Pattern: Constructors should leave objects in a valid state for their primary method.

Bug 6: RISC-V Stack Corruption

Not a neural network bug, but the same methodology found it. When compiling nested functions, the codegen saved callee-saved registers at an index computed during the inner function’s prologue, but applied it to the outer function’s code. This put the sw s1, 244(sp) instruction before addi sp, sp, -256, writing above the memory boundary.

Pattern: Save and restore ALL compiler state when entering/leaving nested scopes.

Bug 7: Residual Connection Gradient Split

The TransformerEncoderBlock has two residual connections:

residual1 = input + attention(input)
residual2 = normed + ff(normed)

The backward pass was not splitting gradients at these junctions. At y = a + b, the gradient must flow to both a and b: da = dy, db = dy. The code was only propagating through one path.

This brought the total error from 0% (LayerNorm fix alone) to 2-23% for the full block. After fixing the gradient split: 0.0000% error.

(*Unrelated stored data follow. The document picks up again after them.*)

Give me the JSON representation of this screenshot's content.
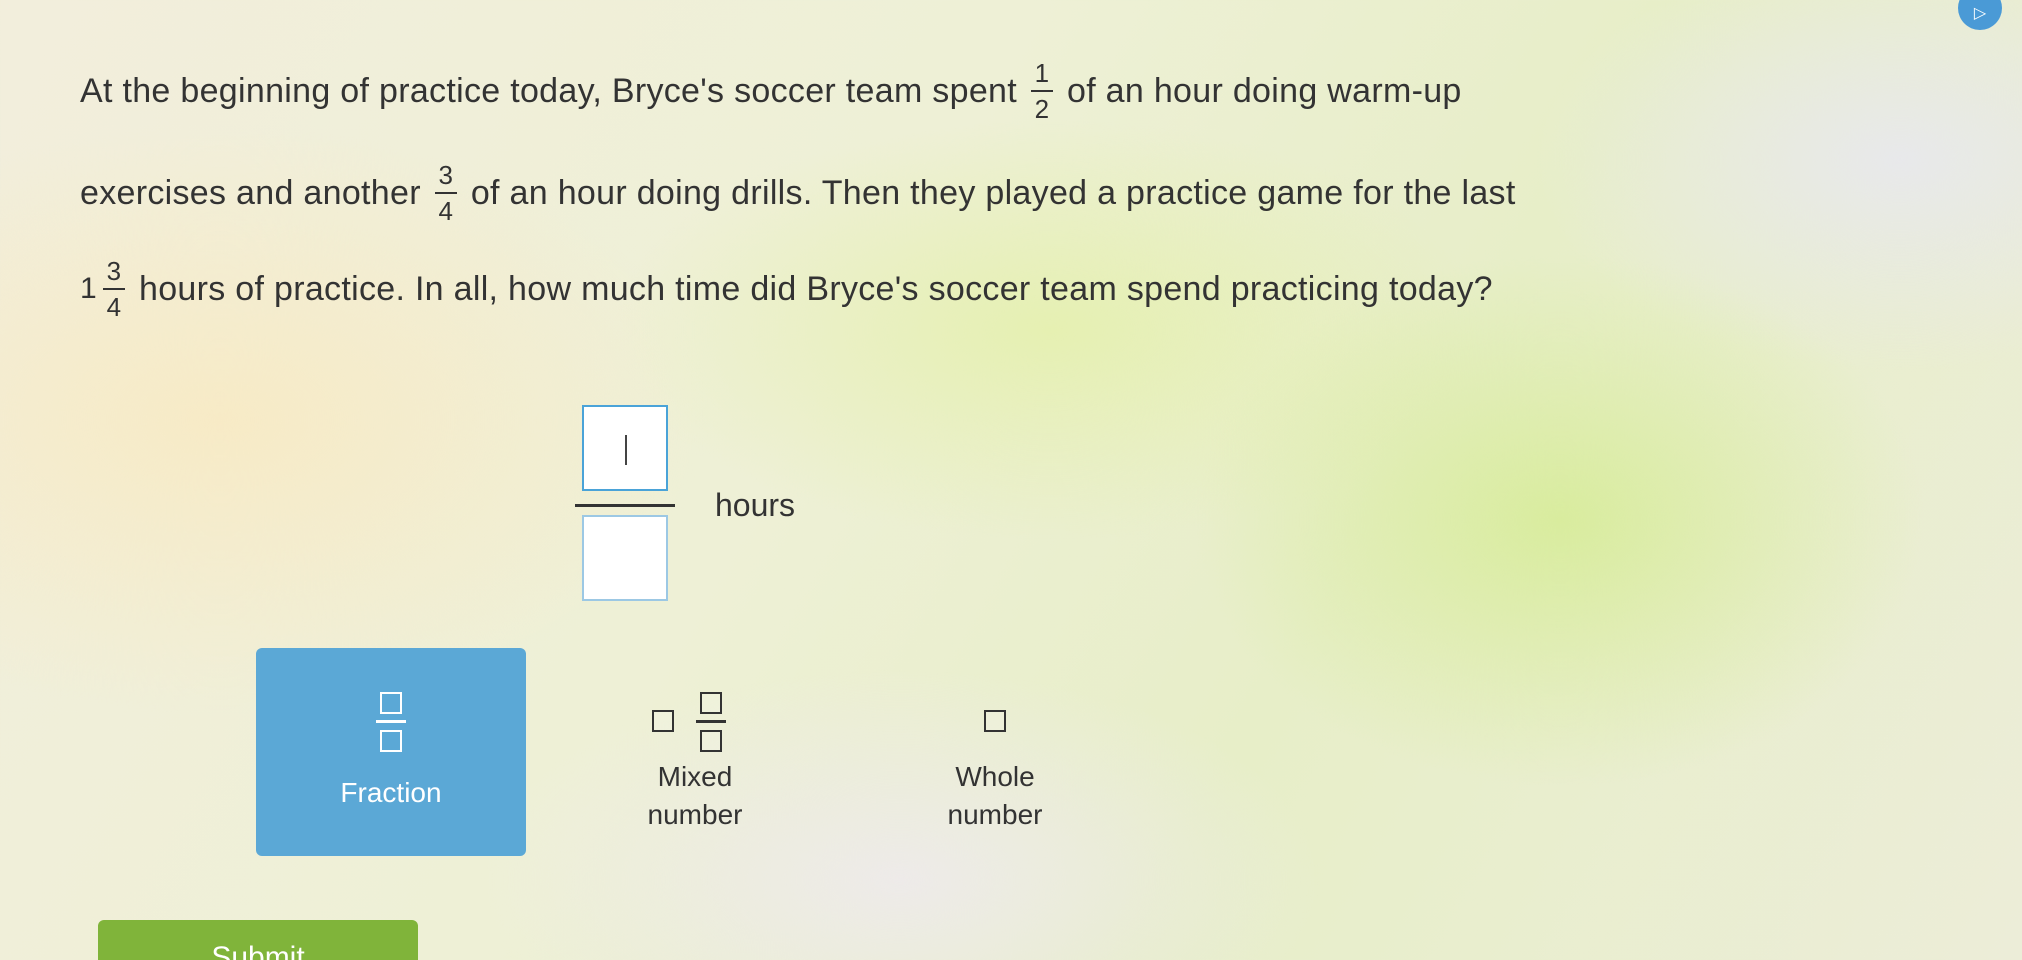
{
  "question": {
    "line1_a": "At the beginning of practice today, Bryce's soccer team spent",
    "frac1": {
      "num": "1",
      "den": "2"
    },
    "line1_b": "of an hour doing warm-up",
    "line2_a": "exercises and another",
    "frac2": {
      "num": "3",
      "den": "4"
    },
    "line2_b": "of an hour doing drills. Then they played a practice game for the last",
    "mixed3": {
      "whole": "1",
      "num": "3",
      "den": "4"
    },
    "line3_b": "hours of practice. In all, how much time did Bryce's soccer team spend practicing today?"
  },
  "answer": {
    "numerator_value": "",
    "denominator_value": "",
    "unit": "hours"
  },
  "choices": {
    "fraction_label": "Fraction",
    "mixed_label_1": "Mixed",
    "mixed_label_2": "number",
    "whole_label_1": "Whole",
    "whole_label_2": "number",
    "selected": "Fraction"
  },
  "submit_label": "Submit",
  "colors": {
    "accent": "#5ba8d6",
    "submit": "#80b43a",
    "text": "#333333"
  }
}
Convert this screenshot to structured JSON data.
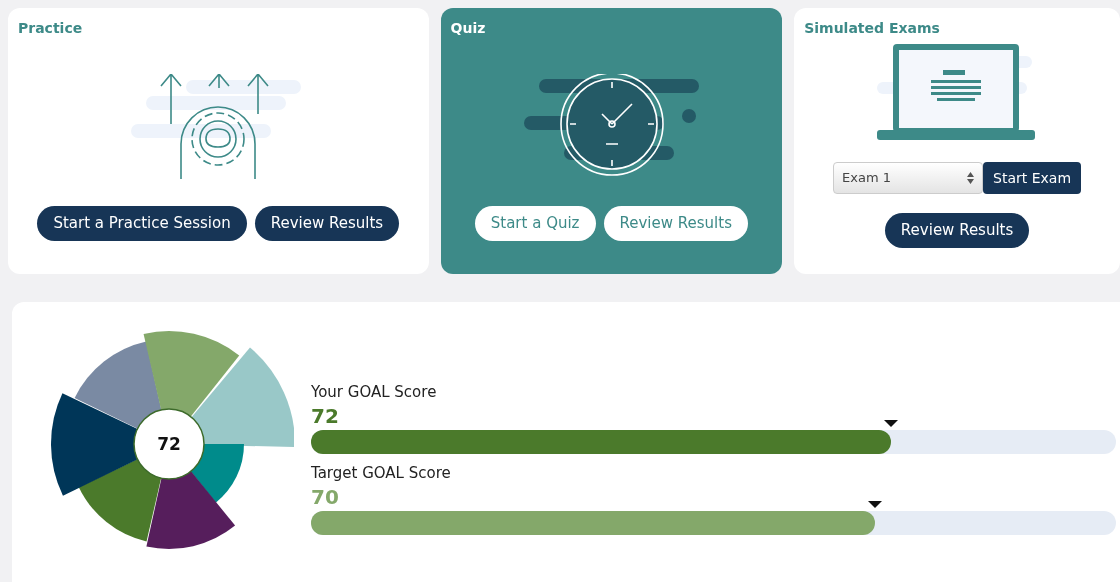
{
  "cards": [
    {
      "title": "Practice",
      "selected": false,
      "kind": "practice",
      "buttons": [
        "Start a Practice Session",
        "Review Results"
      ]
    },
    {
      "title": "Quiz",
      "selected": true,
      "kind": "quiz",
      "buttons": [
        "Start a Quiz",
        "Review Results"
      ]
    },
    {
      "title": "Simulated Exams",
      "selected": false,
      "kind": "exam",
      "exam_select": {
        "value": "Exam 1"
      },
      "start_button": "Start Exam",
      "buttons": [
        "Review Results"
      ]
    }
  ],
  "score_panel": {
    "center_label": "72",
    "scores": [
      {
        "label": "Your GOAL Score",
        "value": "72",
        "level": 0.72,
        "color": "#4b7a2b"
      },
      {
        "label": "Target GOAL Score",
        "value": "70",
        "level": 0.7,
        "color": "#84a86a"
      }
    ]
  }
}
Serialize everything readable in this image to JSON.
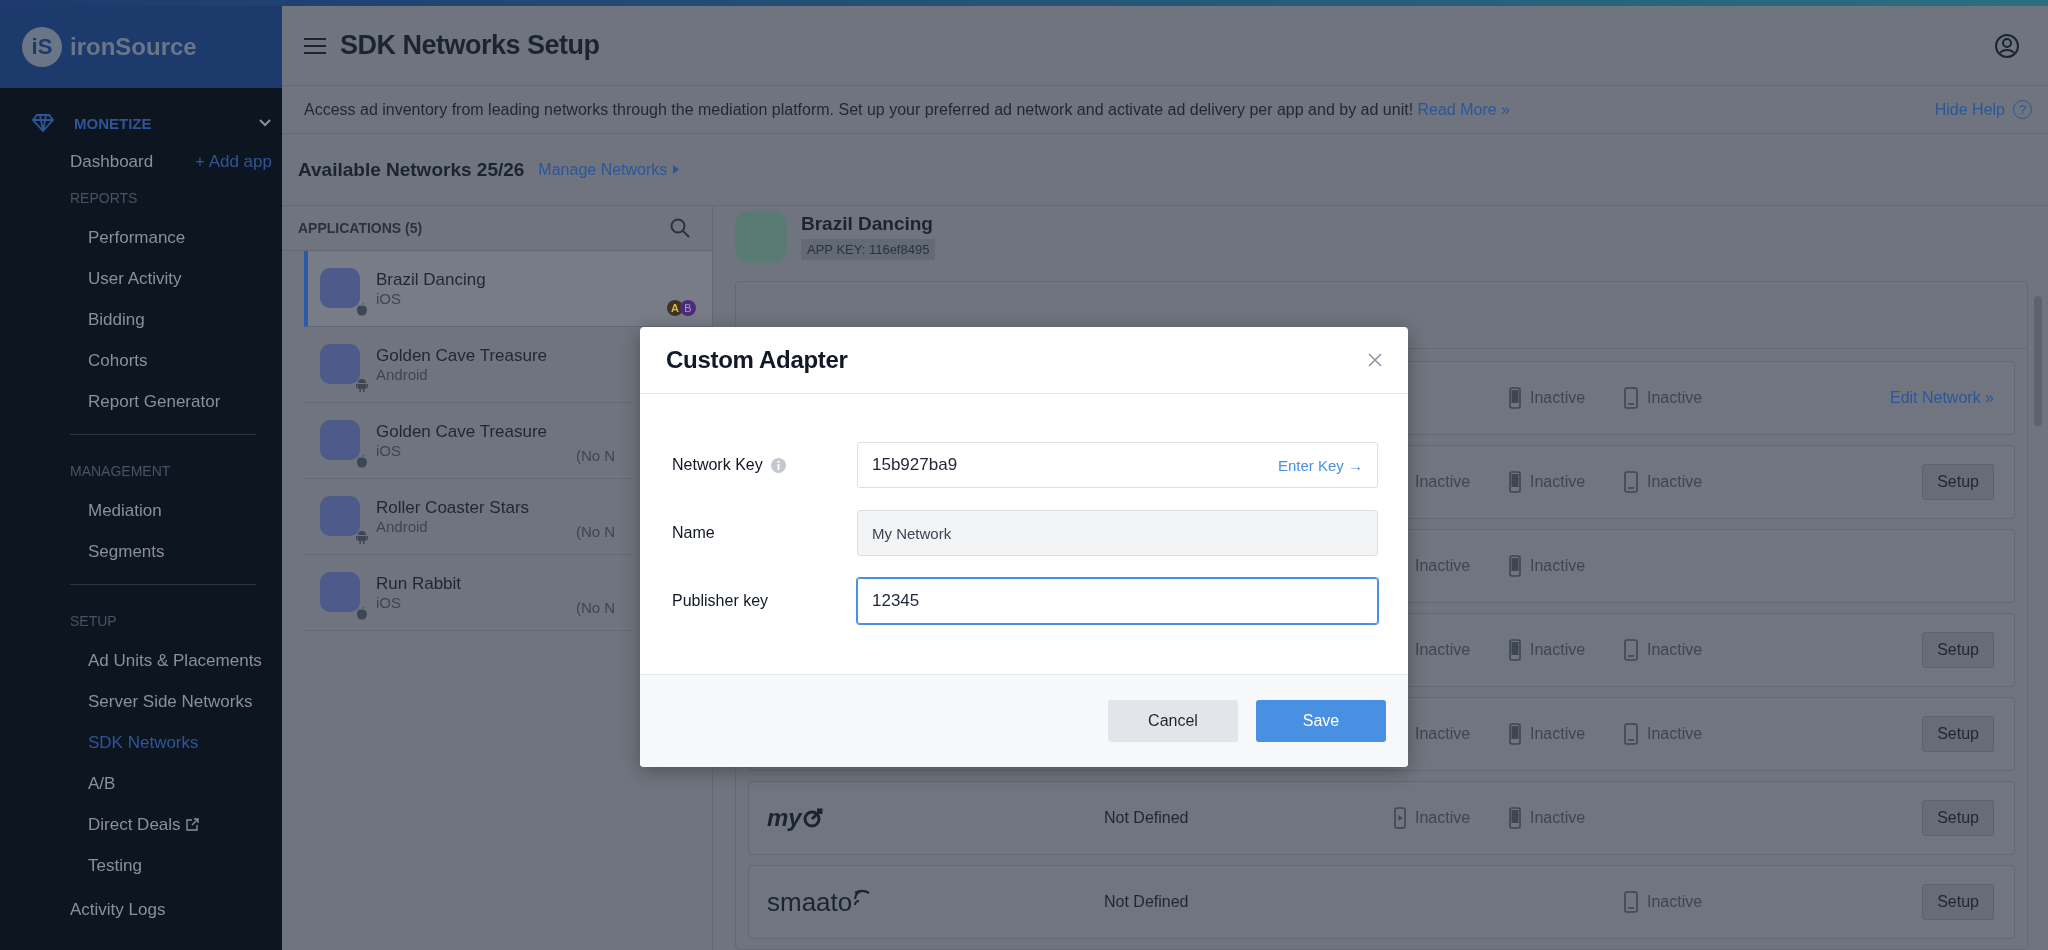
{
  "sidebar": {
    "logo_mark": "iS",
    "logo": "ironSource",
    "section": {
      "label": "MONETIZE",
      "expanded": true
    },
    "dashboard": "Dashboard",
    "add_app": "+ Add app",
    "groups": [
      {
        "label": "REPORTS",
        "items": [
          {
            "label": "Performance",
            "selected": false,
            "external": false
          },
          {
            "label": "User Activity",
            "selected": false,
            "external": false
          },
          {
            "label": "Bidding",
            "selected": false,
            "external": false
          },
          {
            "label": "Cohorts",
            "selected": false,
            "external": false
          },
          {
            "label": "Report Generator",
            "selected": false,
            "external": false
          }
        ]
      },
      {
        "label": "MANAGEMENT",
        "items": [
          {
            "label": "Mediation",
            "selected": false,
            "external": false
          },
          {
            "label": "Segments",
            "selected": false,
            "external": false
          }
        ]
      },
      {
        "label": "SETUP",
        "items": [
          {
            "label": "Ad Units & Placements",
            "selected": false,
            "external": false
          },
          {
            "label": "Server Side Networks",
            "selected": false,
            "external": false
          },
          {
            "label": "SDK Networks",
            "selected": true,
            "external": false
          },
          {
            "label": "A/B",
            "selected": false,
            "external": false
          },
          {
            "label": "Direct Deals",
            "selected": false,
            "external": true
          },
          {
            "label": "Testing",
            "selected": false,
            "external": false
          }
        ]
      }
    ],
    "footer_item": "Activity Logs"
  },
  "header": {
    "title": "SDK Networks Setup",
    "help_text": "Access ad inventory from leading networks through the mediation platform. Set up your preferred ad network and activate ad delivery per app and by ad unit!",
    "read_more": "Read More »",
    "hide_help": "Hide Help",
    "help_mark": "?"
  },
  "networks_bar": {
    "title": "Available Networks 25/26",
    "manage": "Manage Networks"
  },
  "applications": {
    "title": "APPLICATIONS (5)",
    "items": [
      {
        "name": "Brazil Dancing",
        "platform": "iOS",
        "kind": "ios",
        "selected": true,
        "badges": [
          "A",
          "B"
        ]
      },
      {
        "name": "Golden Cave Treasure",
        "platform": "Android",
        "kind": "android",
        "selected": false
      },
      {
        "name": "Golden Cave Treasure",
        "platform": "iOS",
        "kind": "ios",
        "selected": false,
        "note": "(No N"
      },
      {
        "name": "Roller Coaster Stars",
        "platform": "Android",
        "kind": "android",
        "selected": false,
        "note": "(No N"
      },
      {
        "name": "Run Rabbit",
        "platform": "iOS",
        "kind": "ios",
        "selected": false,
        "note": "(No N"
      }
    ]
  },
  "app_header": {
    "name": "Brazil Dancing",
    "app_key": "APP KEY: 116ef8495"
  },
  "networks": [
    {
      "slots": [
        {
          "kind": "phone",
          "label": "Inactive"
        },
        {
          "kind": "tablet",
          "label": "Inactive"
        }
      ],
      "action": {
        "kind": "link",
        "label": "Edit Network »"
      }
    },
    {
      "slots": [
        {
          "kind": "video",
          "label": "Inactive"
        },
        {
          "kind": "phone",
          "label": "Inactive"
        },
        {
          "kind": "tablet",
          "label": "Inactive"
        }
      ],
      "action": {
        "kind": "button",
        "label": "Setup"
      }
    },
    {
      "slots": [
        {
          "kind": "video",
          "label": "Inactive"
        },
        {
          "kind": "phone",
          "label": "Inactive"
        }
      ]
    },
    {
      "slots": [
        {
          "kind": "video",
          "label": "Inactive"
        },
        {
          "kind": "phone",
          "label": "Inactive"
        },
        {
          "kind": "tablet",
          "label": "Inactive"
        }
      ],
      "action": {
        "kind": "button",
        "label": "Setup"
      }
    },
    {
      "slots": [
        {
          "kind": "video",
          "label": "Inactive"
        },
        {
          "kind": "phone",
          "label": "Inactive"
        },
        {
          "kind": "tablet",
          "label": "Inactive"
        }
      ],
      "action": {
        "kind": "button",
        "label": "Setup"
      }
    },
    {
      "logo": {
        "kind": "target",
        "text": "my"
      },
      "status": "Not Defined",
      "slots": [
        {
          "kind": "video",
          "label": "Inactive"
        },
        {
          "kind": "phone",
          "label": "Inactive"
        }
      ],
      "action": {
        "kind": "button",
        "label": "Setup"
      }
    },
    {
      "logo": {
        "kind": "signal",
        "text": "smaato"
      },
      "status": "Not Defined",
      "slots": [
        {
          "kind": "tablet",
          "label": "Inactive"
        }
      ],
      "action": {
        "kind": "button",
        "label": "Setup"
      }
    }
  ],
  "modal": {
    "title": "Custom Adapter",
    "fields": [
      {
        "label": "Network Key",
        "info": true,
        "value": "15b927ba9",
        "kind": "key",
        "focused": false,
        "action": "Enter Key →"
      },
      {
        "label": "Name",
        "info": false,
        "value": "My Network",
        "kind": "readonly",
        "focused": false
      },
      {
        "label": "Publisher key",
        "info": false,
        "value": "12345",
        "kind": "text",
        "focused": true
      }
    ],
    "buttons": [
      {
        "label": "Cancel",
        "kind": "secondary"
      },
      {
        "label": "Save",
        "kind": "primary"
      }
    ]
  }
}
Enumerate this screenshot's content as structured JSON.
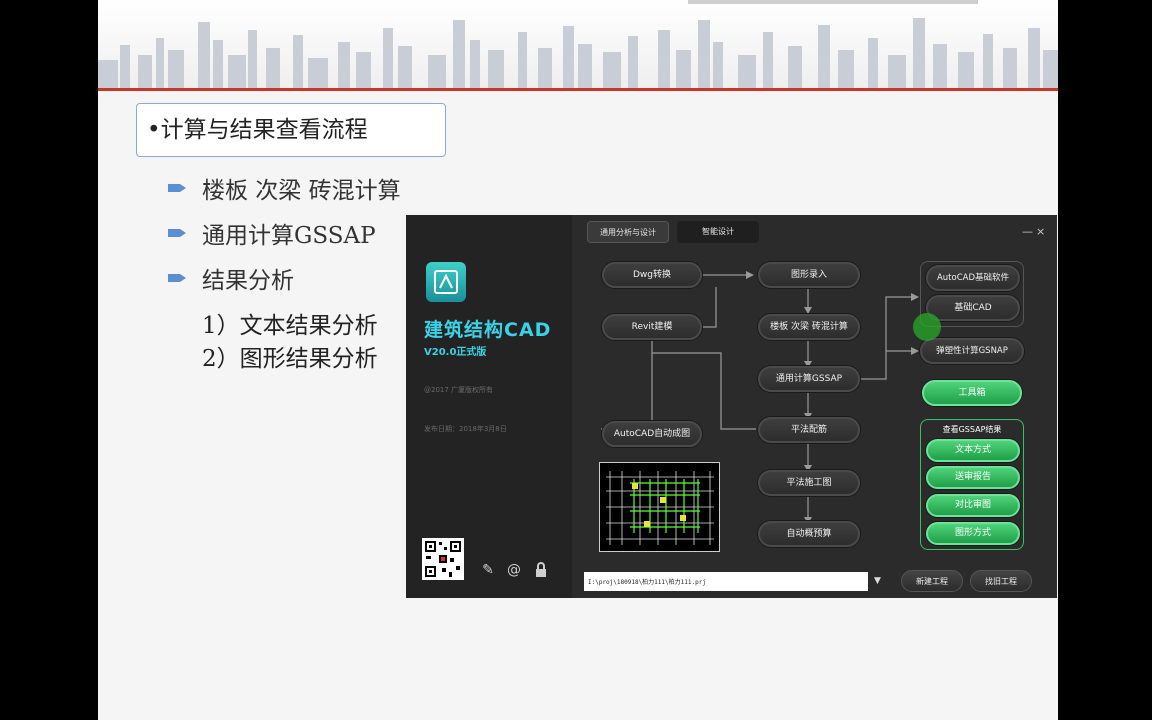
{
  "slide": {
    "title": "•计算与结果查看流程",
    "bullets": [
      "楼板  次梁  砖混计算",
      "通用计算GSSAP",
      "结果分析"
    ],
    "sub_items": [
      "1）文本结果分析",
      "2）图形结果分析"
    ]
  },
  "app": {
    "tabs": [
      "通用分析与设计",
      "智能设计"
    ],
    "window_controls": {
      "minimize": "—",
      "close": "×"
    },
    "brand": "建筑结构CAD",
    "version": "V20.0正式版",
    "copyright": "@2017 广厦版权所有",
    "release_date": "发布日期：2018年3月8日",
    "flow": {
      "dwg": "Dwg转换",
      "revit": "Revit建模",
      "autocad_draw": "AutoCAD自动成图",
      "graph_input": "图形录入",
      "floor_calc": "楼板 次梁 砖混计算",
      "gssap": "通用计算GSSAP",
      "rebar": "平法配筋",
      "construction": "平法施工图",
      "budget": "自动概预算"
    },
    "right": {
      "autocad_base": "AutoCAD基础软件",
      "base_cad": "基础CAD",
      "gsnap": "弹塑性计算GSNAP",
      "toolbox": "工具箱",
      "results_title": "查看GSSAP结果",
      "results": [
        "文本方式",
        "送审报告",
        "对比审图",
        "图形方式"
      ]
    },
    "path_value": "I:\\proj\\180918\\柏力111\\柏力111.prj",
    "new_project": "新建工程",
    "open_project": "找旧工程",
    "icons": [
      "edit-icon",
      "at-icon",
      "lock-icon"
    ]
  },
  "colors": {
    "accent_cyan": "#3ad2e6",
    "green": "#2fb85a",
    "red_line": "#c0392b"
  }
}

Pattern: Addition in forward means gradient goes to both inputs in backward.

The Punchline

All seven bugs shared one thing in common: training still appeared to work. Loss went down. The model produced reasonable-looking output. Individual tests passed.

The only way to find them was systematic numerical gradient verification — comparing every analytical gradient against its finite-difference approximation. After fixing all seven, I built a systematic gradient checker that tests 16 modules automatically.

The lesson: in neural networks, “it trains” is not the same as “it’s correct.” Numerical gradient checking should be part of every neural network library’s test suite.

All code is on GitHub. The bugs and their fixes are in the commit history.